The largest gallery in Guggenheim Bilbao is the Arcelor Gallery which measures 30 meters wide and 130 meters long (98 ft × 427 ft).
The gallery houses Richard Serra’s monumental installation “The Matter of Time” – eight pieces of torqued ellipses made of weathering steel, weighing a total of 1034 ton.
That is more than 100 ton per piece, and we walked among them without thinking much about our safety, as the pieces are standing by themselves, balanced without support.
We were intrigued as we wander into each of the gaps wondering how the “walk” will finish – where will we emerge ?
Or is there an exit ?
There were groups of kids running around the pieces, playing hide and seek.
The surfaces of each piece bear different weathering treatment – some looked like etching by acid and some looked scratched.
What we wrote below is taken mostly from the museum’s web site.
The metal sculptures are “unexpectedly transformed as the visitor walks through and around them, creating an unforgettable, dizzying feeling of space in motion. The entire room is part of the sculptural field.”
“As he has done in other sculptures composed of many pieces, the artist has arranged the works deliberately in order to move the viewer through them and through the space surrounding them.”
“The layout of the works along the gallery creates corridors with different, always unexpected proportions (wide, narrow, long, compressed, high, low).”
“The installation also includes a progression in time.

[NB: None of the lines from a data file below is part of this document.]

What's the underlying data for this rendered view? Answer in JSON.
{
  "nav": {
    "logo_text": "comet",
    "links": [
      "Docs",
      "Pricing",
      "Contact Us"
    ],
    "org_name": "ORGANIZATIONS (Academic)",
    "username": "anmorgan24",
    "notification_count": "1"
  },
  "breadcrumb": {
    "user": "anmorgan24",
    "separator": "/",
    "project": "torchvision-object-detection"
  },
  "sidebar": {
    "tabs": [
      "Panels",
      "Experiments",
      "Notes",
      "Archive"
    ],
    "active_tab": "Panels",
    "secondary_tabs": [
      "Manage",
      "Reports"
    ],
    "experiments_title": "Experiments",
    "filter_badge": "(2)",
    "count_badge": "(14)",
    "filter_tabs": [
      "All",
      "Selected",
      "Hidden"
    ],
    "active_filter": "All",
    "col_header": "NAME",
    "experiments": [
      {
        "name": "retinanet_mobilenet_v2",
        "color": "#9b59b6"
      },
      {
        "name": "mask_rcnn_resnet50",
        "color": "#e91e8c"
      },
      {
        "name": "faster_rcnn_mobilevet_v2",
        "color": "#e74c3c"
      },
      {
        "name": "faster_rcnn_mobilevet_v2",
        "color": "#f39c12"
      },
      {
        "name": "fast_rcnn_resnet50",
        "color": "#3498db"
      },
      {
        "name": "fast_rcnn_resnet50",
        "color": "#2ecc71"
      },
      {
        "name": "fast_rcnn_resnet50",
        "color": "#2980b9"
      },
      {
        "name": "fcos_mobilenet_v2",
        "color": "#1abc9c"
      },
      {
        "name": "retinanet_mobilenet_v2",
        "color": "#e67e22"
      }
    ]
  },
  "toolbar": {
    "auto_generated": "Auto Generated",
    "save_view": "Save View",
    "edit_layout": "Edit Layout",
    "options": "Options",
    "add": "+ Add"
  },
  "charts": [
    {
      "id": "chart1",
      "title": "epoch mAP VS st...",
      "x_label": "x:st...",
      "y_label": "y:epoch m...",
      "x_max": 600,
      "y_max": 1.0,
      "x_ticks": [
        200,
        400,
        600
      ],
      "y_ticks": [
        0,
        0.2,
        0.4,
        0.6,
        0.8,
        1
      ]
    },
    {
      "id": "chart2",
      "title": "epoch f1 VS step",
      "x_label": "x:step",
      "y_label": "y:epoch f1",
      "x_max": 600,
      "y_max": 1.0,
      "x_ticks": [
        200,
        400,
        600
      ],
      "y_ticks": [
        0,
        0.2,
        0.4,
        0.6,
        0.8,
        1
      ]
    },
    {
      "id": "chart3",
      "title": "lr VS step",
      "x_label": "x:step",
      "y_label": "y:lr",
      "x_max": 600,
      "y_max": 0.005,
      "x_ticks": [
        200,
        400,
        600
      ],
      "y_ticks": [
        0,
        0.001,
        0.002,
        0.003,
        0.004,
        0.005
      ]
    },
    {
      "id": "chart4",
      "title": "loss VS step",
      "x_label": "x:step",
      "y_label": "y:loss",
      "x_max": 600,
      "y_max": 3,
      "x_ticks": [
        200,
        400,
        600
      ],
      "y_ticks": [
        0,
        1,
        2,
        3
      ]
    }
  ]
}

On the one hand, there is the chronological time that it takes to walk through and observe it from beginning to end.”
“On the other, there is the time during which the viewer experiences the fragments of visual and physical memory, which are combined and re-experienced.”
These photos do not do justice to the experience of walking between these steel structures – go to Bilbao and see it for yourself.
By the way, a couple of the pictures here are placed not in its natural orientation.